Both Martin and Coretta were born in poverty-stricken backgrounds, yet even in such adversity, they found strength in each other that would forever change the course of history. During their marriage of nearly three decades, Martin and Coretta became an unstoppable force for love and justice, leading nonviolent protests and rallies nationwide to combat racism and social inequality.
Injustice anywhere is a threat to justice everywhereDr. Martin Luther King, Jr., in his letter from Bermingham Jail
Martin’s speeches are often quoted today for their power to inspire change both within individuals and society as a whole. But despite her own tremendous influence as a civil rights leader, Coretta remained quietly proud of her role as a devoted wife and mother during such turbulent times in American history. Her unyielding commitment to family was undoubtedly a source of light for Martin throughout their struggles together.
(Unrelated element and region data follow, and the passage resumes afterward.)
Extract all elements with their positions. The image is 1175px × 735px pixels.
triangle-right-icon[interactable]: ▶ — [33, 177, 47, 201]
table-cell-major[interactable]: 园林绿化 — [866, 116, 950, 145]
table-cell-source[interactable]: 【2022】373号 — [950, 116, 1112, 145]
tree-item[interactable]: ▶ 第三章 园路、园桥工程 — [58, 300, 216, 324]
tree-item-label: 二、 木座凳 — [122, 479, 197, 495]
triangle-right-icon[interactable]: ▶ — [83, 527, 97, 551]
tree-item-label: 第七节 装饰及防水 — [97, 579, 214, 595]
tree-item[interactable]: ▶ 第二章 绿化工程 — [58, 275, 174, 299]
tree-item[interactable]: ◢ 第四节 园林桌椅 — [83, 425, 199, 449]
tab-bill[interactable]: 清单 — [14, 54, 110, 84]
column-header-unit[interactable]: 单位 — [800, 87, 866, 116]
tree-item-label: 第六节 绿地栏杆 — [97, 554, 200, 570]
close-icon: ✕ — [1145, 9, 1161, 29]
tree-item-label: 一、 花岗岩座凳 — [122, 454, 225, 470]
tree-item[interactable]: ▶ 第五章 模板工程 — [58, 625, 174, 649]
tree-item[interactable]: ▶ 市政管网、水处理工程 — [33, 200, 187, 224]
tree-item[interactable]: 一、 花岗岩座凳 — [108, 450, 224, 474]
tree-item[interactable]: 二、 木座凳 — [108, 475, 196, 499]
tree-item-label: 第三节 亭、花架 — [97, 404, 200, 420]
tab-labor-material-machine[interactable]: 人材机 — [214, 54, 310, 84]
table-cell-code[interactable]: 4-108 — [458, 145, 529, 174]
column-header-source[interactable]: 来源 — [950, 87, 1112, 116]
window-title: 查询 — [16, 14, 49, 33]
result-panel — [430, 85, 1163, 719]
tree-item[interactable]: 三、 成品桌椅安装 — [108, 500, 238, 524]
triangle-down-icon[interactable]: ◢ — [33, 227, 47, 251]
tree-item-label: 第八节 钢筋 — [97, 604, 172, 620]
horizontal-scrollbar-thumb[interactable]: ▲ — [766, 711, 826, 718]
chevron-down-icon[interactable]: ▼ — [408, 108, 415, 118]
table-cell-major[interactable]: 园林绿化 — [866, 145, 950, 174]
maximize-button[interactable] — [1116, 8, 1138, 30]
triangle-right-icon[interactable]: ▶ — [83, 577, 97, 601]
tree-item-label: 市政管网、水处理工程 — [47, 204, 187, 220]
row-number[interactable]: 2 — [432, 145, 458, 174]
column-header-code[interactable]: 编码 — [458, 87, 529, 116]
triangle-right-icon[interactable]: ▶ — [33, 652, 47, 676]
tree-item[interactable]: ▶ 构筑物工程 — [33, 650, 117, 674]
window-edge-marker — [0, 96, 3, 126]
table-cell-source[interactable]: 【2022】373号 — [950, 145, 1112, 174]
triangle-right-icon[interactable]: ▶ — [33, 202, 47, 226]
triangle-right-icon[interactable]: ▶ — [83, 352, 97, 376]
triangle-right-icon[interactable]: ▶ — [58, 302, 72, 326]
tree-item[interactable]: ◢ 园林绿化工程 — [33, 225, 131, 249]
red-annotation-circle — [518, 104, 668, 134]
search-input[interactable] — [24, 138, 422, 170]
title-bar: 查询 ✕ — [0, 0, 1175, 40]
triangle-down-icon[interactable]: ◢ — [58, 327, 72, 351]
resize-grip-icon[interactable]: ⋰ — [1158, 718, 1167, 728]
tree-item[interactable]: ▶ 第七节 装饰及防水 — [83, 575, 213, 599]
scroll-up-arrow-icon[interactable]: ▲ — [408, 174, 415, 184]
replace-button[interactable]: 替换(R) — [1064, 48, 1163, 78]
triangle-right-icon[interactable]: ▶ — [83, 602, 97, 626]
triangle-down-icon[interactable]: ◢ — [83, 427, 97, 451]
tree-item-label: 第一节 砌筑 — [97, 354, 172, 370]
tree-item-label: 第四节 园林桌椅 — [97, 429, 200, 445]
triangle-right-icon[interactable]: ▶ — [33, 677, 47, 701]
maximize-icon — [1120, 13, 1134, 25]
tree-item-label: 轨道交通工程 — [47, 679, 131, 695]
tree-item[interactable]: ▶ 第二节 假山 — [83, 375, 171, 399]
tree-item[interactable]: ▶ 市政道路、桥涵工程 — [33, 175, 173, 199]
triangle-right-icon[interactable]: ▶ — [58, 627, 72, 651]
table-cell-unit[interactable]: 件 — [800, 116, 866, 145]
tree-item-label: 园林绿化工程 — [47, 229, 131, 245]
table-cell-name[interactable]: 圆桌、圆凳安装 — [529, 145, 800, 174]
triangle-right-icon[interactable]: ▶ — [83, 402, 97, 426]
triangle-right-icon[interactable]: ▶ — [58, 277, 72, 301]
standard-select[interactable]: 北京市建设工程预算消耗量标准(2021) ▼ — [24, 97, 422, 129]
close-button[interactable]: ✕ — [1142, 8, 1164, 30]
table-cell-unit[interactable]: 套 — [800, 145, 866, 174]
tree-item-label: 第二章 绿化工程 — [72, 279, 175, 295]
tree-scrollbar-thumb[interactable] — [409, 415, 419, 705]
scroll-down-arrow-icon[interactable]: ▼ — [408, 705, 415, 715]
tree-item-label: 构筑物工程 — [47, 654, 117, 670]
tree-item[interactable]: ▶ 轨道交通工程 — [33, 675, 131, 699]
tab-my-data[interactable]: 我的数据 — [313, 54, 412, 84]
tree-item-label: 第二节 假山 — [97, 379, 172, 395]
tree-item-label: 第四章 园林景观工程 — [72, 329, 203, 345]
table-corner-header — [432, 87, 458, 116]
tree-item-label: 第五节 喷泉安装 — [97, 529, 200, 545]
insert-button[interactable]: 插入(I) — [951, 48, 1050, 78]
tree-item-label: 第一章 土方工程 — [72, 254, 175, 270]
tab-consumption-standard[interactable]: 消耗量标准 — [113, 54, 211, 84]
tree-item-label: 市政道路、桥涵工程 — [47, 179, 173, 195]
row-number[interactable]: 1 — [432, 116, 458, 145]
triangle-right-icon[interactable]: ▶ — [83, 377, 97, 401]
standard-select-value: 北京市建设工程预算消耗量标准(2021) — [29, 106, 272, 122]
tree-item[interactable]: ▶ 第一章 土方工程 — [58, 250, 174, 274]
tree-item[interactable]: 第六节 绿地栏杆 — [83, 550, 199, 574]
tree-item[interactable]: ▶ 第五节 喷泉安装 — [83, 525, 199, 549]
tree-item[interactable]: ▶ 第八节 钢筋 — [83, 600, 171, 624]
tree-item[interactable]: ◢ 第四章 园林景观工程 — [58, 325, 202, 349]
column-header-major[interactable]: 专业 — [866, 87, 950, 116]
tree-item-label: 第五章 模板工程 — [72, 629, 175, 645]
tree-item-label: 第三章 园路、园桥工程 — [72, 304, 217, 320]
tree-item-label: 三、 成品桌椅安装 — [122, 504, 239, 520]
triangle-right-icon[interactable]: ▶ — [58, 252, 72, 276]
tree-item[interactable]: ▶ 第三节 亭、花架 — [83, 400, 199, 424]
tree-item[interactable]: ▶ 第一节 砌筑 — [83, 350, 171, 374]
Today we honor the Kings for their courageous fight against social injustice, which paved the way for progress on civil rights issues even today. The legacy they left behind is an enduring reminder that anything is possible when we stand together with courage and compassion.
The Kings’ impact remains alive and well in the United States and worldwide. Coretta’s activism during the 70s and 80s brought her global recognition as a champion of human rights, and she remained dedicated to this cause until her death in 2006. Additionally, Martin Luther King Jr. Day is recognized in more than 100 countries worldwide, with many cities and states in the US dedicating a federal holiday day commemorating his fight for equality.
Our lives begin to end the day we become silent about things that matterDr. Martin Luther King, Jr. paraphrased from a more complex thought he emitted during a Selma, Alabama sermon on 8 March 1965, the day after “Bloody Sunday.”
In our current political climate, there may be times when it feels like progress toward justice and equity has stalled or taken steps backward. But days like these remind us of people’s power when we unite to speak out against injustice and work toward positive change. We can look to Martin and Coretta’s example as a reminder to stay strong together no matter how hard the fight may be.